Despite two confirmed cases of the heavily mutated variant in Hong Kong, Chinese public health experts have expressed confidence in the country’s existing border control measures.
Zhang Wenhong, an infectious disease expert in Shanghai and arguably China’s most trusted voice on Covid-19, said the new variant would have “no major impact on China at this time.”
“China’s current rapid response and dynamic clearance strategy is capable of dealing with all types of new coronavirus variants,” Zhang wrote in a social media post Sunday.
And at a conference in Guangzhou over the weekend, Zhong Nanshan, a top respiratory disease expert and government adviser, said China has no plans to take any “major action” in response to the Omicron variant.
Meanwhile, in Chinese state media the prevailing mood is one of apparent vindication. As much of the world started to reopen and learn to live with Covid, China dug its heels and looked increasingly isolated by comparison. That isolation is now being extolled as a uniquely Chinese advantage in the fight against the new variant.
“Major Western countries have cut air links with countries such as South Africa, showing that these countries are frightened. Establishing an immune shield based on the vaccine alone has actually proved to be a risky route, and can even be said to have failed to a large extent,” the Global Times, a state-run nationalist tabloid, said in an editorial Sunday.
“China’s dynamic zero-case route has been criticized in the West in many ways. However, if the Omicron variant launches a new wave of attack, it is China that will be best able to block its invasion,” said the editorial, which went on to declare China “a true impregnable fortress against the spread of the virus in the world today.”
Nevertheless, the growing global concern and spate of travel bans sparked by the Omicron variant is most likely to lend domestic public support for the Chinese government to maintain its zero-tolerance approach on Covid for as long as it sees fit.
The ruling Communist Party has tied the zero-Covid policy to its political legitimacy, touting it as evidence of the supposed superiority of its one-party system over Western democracies, especially the United States.

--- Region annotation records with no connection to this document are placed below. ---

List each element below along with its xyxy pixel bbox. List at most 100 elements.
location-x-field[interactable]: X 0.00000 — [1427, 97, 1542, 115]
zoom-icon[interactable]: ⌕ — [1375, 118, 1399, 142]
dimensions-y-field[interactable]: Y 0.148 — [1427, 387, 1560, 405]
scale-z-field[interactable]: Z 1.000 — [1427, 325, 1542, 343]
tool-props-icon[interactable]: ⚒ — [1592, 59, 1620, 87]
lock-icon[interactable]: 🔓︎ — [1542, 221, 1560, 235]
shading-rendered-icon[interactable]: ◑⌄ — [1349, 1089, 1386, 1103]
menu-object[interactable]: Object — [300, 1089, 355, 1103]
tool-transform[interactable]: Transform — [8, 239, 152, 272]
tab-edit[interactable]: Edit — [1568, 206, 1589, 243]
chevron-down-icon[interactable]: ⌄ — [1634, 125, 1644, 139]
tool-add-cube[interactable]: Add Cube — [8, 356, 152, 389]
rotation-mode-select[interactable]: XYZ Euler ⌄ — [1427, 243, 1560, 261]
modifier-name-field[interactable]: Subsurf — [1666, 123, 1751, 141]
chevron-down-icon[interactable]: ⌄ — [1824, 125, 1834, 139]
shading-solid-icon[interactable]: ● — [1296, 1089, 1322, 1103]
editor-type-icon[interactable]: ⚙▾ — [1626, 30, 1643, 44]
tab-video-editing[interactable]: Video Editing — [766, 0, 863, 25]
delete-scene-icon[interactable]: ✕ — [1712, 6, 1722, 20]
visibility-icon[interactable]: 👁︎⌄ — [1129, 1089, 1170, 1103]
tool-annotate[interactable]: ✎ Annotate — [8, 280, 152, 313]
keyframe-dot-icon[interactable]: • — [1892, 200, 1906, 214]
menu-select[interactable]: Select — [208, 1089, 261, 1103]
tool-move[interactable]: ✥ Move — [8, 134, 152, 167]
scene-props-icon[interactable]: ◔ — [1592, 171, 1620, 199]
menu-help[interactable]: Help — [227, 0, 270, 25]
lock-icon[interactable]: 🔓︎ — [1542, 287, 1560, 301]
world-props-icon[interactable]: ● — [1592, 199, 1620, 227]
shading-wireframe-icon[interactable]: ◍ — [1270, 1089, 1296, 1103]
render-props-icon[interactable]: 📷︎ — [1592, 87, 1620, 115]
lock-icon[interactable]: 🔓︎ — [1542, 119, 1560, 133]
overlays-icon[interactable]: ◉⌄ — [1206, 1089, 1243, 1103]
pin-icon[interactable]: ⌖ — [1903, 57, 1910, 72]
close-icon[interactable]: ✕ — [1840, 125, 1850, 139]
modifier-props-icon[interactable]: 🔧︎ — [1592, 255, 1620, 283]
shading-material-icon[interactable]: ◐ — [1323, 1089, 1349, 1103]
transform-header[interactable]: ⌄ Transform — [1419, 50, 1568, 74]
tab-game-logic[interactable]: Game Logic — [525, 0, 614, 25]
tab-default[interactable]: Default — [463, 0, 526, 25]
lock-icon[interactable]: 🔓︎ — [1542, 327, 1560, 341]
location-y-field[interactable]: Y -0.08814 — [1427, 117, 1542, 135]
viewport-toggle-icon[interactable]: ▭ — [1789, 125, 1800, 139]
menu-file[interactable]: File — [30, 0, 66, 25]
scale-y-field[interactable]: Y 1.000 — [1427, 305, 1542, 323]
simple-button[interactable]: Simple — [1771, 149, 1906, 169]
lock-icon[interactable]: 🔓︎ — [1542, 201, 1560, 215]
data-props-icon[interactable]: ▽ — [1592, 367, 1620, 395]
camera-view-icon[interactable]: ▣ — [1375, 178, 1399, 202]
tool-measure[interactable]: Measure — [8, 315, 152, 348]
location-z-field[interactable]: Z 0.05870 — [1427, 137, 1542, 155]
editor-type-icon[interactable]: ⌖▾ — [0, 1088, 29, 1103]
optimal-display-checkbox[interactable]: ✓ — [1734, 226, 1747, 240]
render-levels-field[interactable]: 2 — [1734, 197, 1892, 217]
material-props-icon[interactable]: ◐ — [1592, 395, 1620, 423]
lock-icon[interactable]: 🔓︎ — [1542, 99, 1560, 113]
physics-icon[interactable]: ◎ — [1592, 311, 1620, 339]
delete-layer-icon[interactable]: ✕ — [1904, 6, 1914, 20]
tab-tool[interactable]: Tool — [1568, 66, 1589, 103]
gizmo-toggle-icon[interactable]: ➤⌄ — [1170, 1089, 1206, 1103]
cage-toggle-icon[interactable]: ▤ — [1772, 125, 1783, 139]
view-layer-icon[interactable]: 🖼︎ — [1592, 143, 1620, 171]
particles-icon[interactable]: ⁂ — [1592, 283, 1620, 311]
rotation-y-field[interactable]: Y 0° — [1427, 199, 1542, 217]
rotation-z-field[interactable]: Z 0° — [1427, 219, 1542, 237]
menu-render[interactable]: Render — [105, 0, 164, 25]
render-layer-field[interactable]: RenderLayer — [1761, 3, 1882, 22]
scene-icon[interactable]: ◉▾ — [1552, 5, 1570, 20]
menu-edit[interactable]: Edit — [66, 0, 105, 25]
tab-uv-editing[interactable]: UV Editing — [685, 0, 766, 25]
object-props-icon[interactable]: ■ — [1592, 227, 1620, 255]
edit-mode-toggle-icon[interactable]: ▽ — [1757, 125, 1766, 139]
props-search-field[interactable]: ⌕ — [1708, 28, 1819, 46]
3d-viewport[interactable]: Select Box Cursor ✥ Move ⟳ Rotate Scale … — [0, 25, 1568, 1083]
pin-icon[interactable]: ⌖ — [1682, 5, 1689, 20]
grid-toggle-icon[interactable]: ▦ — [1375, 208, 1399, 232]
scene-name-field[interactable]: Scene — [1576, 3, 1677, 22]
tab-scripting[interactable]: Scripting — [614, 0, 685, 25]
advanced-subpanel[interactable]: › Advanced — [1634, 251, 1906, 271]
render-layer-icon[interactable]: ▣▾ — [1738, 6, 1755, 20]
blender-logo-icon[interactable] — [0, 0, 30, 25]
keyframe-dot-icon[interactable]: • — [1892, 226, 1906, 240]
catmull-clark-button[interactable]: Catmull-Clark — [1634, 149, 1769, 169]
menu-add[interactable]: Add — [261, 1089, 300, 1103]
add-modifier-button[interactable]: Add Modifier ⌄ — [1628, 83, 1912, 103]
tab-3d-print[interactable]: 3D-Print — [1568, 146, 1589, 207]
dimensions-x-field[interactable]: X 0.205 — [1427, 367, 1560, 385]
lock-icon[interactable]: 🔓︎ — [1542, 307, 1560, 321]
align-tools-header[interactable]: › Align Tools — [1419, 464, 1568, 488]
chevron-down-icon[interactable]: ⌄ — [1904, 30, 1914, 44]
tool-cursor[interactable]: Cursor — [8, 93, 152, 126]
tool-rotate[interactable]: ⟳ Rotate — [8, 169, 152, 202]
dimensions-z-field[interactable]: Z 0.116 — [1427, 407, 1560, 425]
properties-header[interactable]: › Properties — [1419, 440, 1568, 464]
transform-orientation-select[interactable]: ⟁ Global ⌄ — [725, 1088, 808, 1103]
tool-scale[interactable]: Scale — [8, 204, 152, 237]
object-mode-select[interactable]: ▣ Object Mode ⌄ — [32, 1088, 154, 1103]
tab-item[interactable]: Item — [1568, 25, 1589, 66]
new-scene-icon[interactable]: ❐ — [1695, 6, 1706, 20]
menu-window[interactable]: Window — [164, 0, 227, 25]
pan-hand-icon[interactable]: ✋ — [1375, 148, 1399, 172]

But the strategy is also driven by pure necessity, because China simply could not afford to open up without more efficient vaccines or treatments.
In the report published in China CDC Weekly by the Chinese Center for Disease Control and Prevention (CDC), the mathematicians assessed the potential results if China adopted the same pandemic control tactics as countries like the United States, Britain, Spain, France and Israel.
If China were to adopt the pandemic strategy of the US, its daily new cases would reach at least 637,155, the study found.
“Our findings have raised a clear warning that, for the time being, we are not ready to embrace ‘open-up’ strategies resting solely on the hypothesis of herd immunity induced by vaccination advocated by certain western countries.”
It concluded, “more efficient vaccinations or more specific treatment, preferably the combination of both, are needed before entry-exit quarantine measures and other Covid-19 response strategies in China can be safely lifted.”
While acknowledging that there were “some different opinions” toward the approach among the public, Wu stressed that zero-tolerance containment and border restrictions are absolutely necessary for the coming months.